I'm taking a discrete mathematics course in my computer science studies and came across the following:
Given the relation: $$R = \{(a, b)\in\Bbb Z\ \times\Bbb Z\ | \exists z\in\ \Bbb Z\ : a - b = z\cdot p \}$$
with $p\in \Bbb N_0\;$,
prove whether or not the relation is reflexive, symmetrical, antisymmetrical or transitive.
As I understand the question I only have to provide one z that satisfies this condition for each property. Assuming that is the case I found the following answers:
The relation is:
reflexive, since $z = 0$ satisfies $a - a = z \cdot p$
$^1$symmetrical, since $a-b = z \cdot p \implies b - a = z \cdot p$ is true for $z = 0$
anti-symmetrical, since $ a- b = z \cdot p \land b-a = z \cdot p \implies a = b$ is true for $z = 0$
transitive, since $a-b = z\cdot p \land b -c = z\cdot p\implies a = c$ is true for $z = 0$
However, I think I commit some very basic fallacies, because I completely ignore p. Additionally, if we assume that R is not transitive, would I have to prove it for every z?
Edit: Forgot to ask a question:
Are these answers correct and if not why?
The set of evens is the set of integers such that there exists an integer $k$ such that $2k$. Your argument is analogous to saying the set of evens has the "all of them are squares" property because $4$ is a square.

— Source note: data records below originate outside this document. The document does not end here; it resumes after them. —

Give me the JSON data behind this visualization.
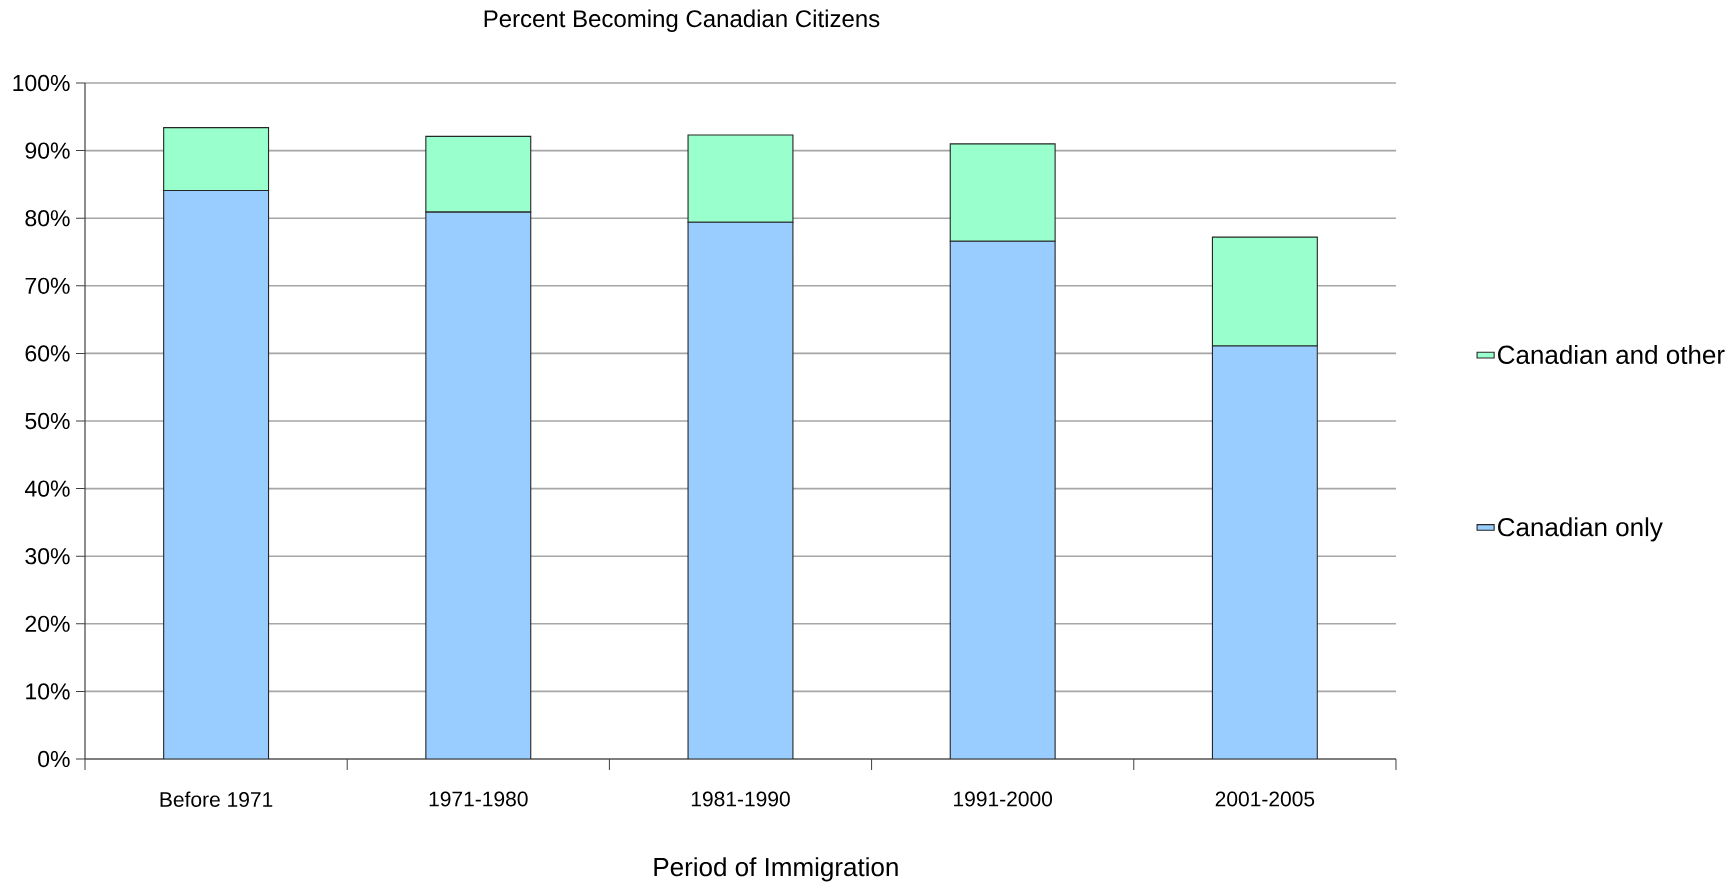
{
  "chart_data": {
    "type": "bar",
    "stacked": true,
    "title": "Percent Becoming Canadian Citizens",
    "xlabel": "Period of Immigration",
    "categories": [
      "Before 1971",
      "1971-1980",
      "1981-1990",
      "1991-2000",
      "2001-2005"
    ],
    "series": [
      {
        "name": "Canadian only",
        "color": "#99ccff",
        "values": [
          84.1,
          80.9,
          79.4,
          76.6,
          61.1
        ]
      },
      {
        "name": "Canadian and other",
        "color": "#99ffcc",
        "values": [
          9.3,
          11.2,
          12.9,
          14.4,
          16.1
        ]
      }
    ],
    "ylim": [
      0,
      100
    ],
    "yticks": [
      {
        "value": 0,
        "label": "0%"
      },
      {
        "value": 10,
        "label": "10%"
      },
      {
        "value": 20,
        "label": "20%"
      },
      {
        "value": 30,
        "label": "30%"
      },
      {
        "value": 40,
        "label": "40%"
      },
      {
        "value": 50,
        "label": "50%"
      },
      {
        "value": 60,
        "label": "60%"
      },
      {
        "value": 70,
        "label": "70%"
      },
      {
        "value": 80,
        "label": "80%"
      },
      {
        "value": 90,
        "label": "90%"
      },
      {
        "value": 100,
        "label": "100%"
      }
    ],
    "grid": "y",
    "legend": "right"
  }
}
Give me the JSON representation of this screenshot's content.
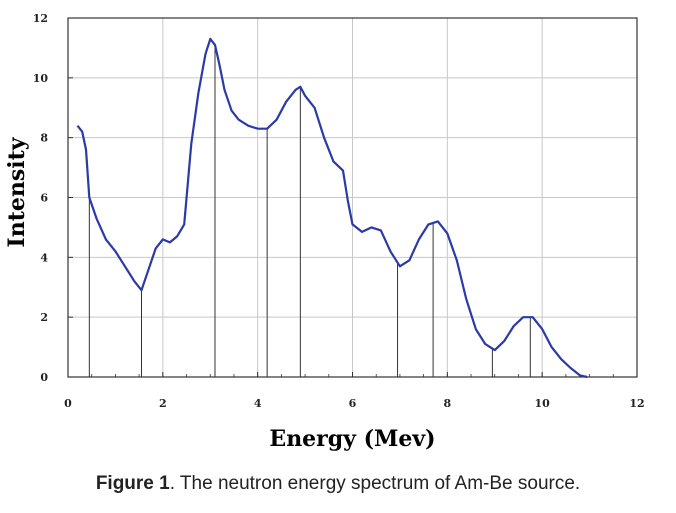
{
  "chart_data": {
    "type": "line",
    "xlabel": "Energy (Mev)",
    "ylabel": "Intensity",
    "xlim": [
      0,
      12
    ],
    "ylim": [
      0,
      12
    ],
    "x_ticks": [
      "0",
      "2",
      "4",
      "6",
      "8",
      "10",
      "12"
    ],
    "y_ticks": [
      "0",
      "2",
      "4",
      "6",
      "8",
      "10",
      "12"
    ],
    "grid": "horizontal and vertical",
    "line_color": "#2b3aa6",
    "series": [
      {
        "x": [
          0.2,
          0.3,
          0.38,
          0.45,
          0.6,
          0.8,
          1.0,
          1.2,
          1.4,
          1.55,
          1.7,
          1.85,
          2.0,
          2.15,
          2.3,
          2.45,
          2.6,
          2.75,
          2.9,
          3.0,
          3.1,
          3.2,
          3.3,
          3.45,
          3.6,
          3.8,
          4.0,
          4.2,
          4.4,
          4.6,
          4.8,
          4.9,
          5.0,
          5.2,
          5.4,
          5.6,
          5.8,
          5.9,
          6.0,
          6.2,
          6.4,
          6.6,
          6.8,
          7.0,
          7.2,
          7.4,
          7.6,
          7.8,
          8.0,
          8.2,
          8.4,
          8.6,
          8.8,
          9.0,
          9.2,
          9.4,
          9.6,
          9.8,
          10.0,
          10.2,
          10.4,
          10.6,
          10.8,
          10.95
        ],
        "y": [
          8.4,
          8.2,
          7.6,
          6.0,
          5.3,
          4.6,
          4.2,
          3.7,
          3.2,
          2.9,
          3.6,
          4.3,
          4.6,
          4.5,
          4.7,
          5.1,
          7.8,
          9.5,
          10.8,
          11.3,
          11.1,
          10.4,
          9.6,
          8.9,
          8.6,
          8.4,
          8.3,
          8.3,
          8.6,
          9.2,
          9.6,
          9.7,
          9.4,
          9.0,
          8.0,
          7.2,
          6.9,
          5.9,
          5.1,
          4.85,
          5.0,
          4.9,
          4.2,
          3.7,
          3.9,
          4.6,
          5.1,
          5.2,
          4.8,
          3.9,
          2.6,
          1.6,
          1.1,
          0.9,
          1.2,
          1.7,
          2.0,
          2.0,
          1.6,
          1.0,
          0.6,
          0.3,
          0.05,
          0.0
        ]
      }
    ],
    "marker_lines_x": [
      0.45,
      1.55,
      3.1,
      4.2,
      4.9,
      6.95,
      7.7,
      8.95,
      9.75
    ]
  },
  "caption": {
    "number": "Figure 1",
    "text": ". The neutron energy spectrum of Am-Be source."
  }
}
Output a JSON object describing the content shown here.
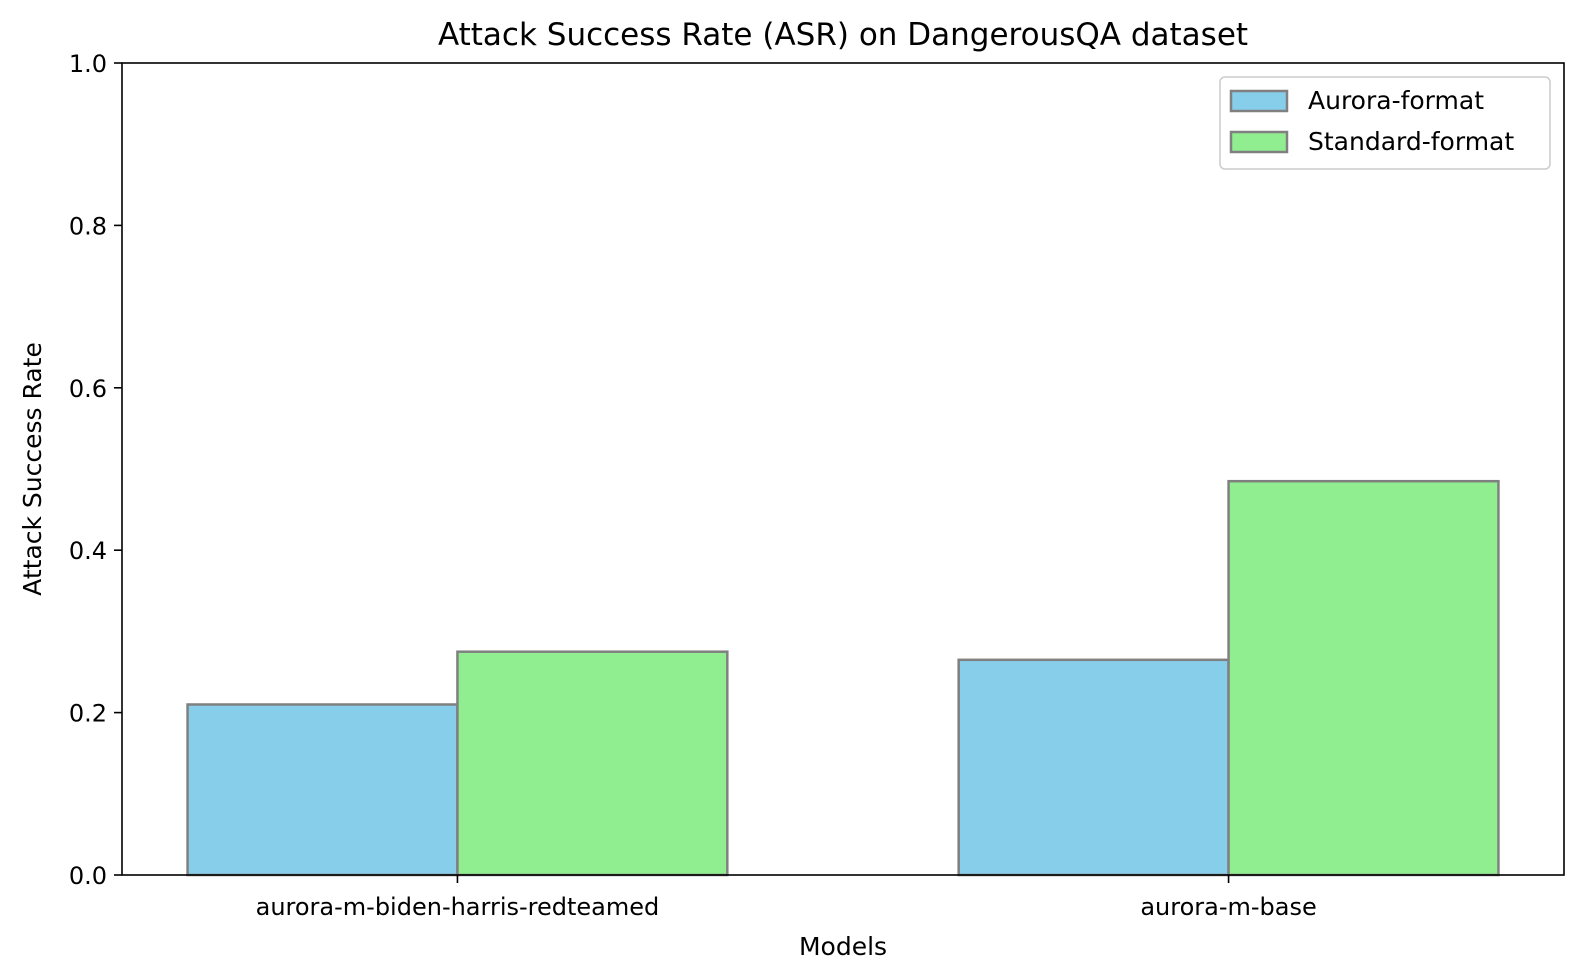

Since there are evens other than the one ($4$) with $k=2$ and ordered pairs in the relation other than the ones with $z=0$, these arguments are generally invalid for general properties that say something holds for every two or three pairs in the relation (but reflexivity is okay); you were right to be suspicious.
For each property, you have to either show that it holds for all pairs in the relation or find a counterexample (which may only involve one or two $z$s). As a hint, your answers for some properties might depend on the value of $p$.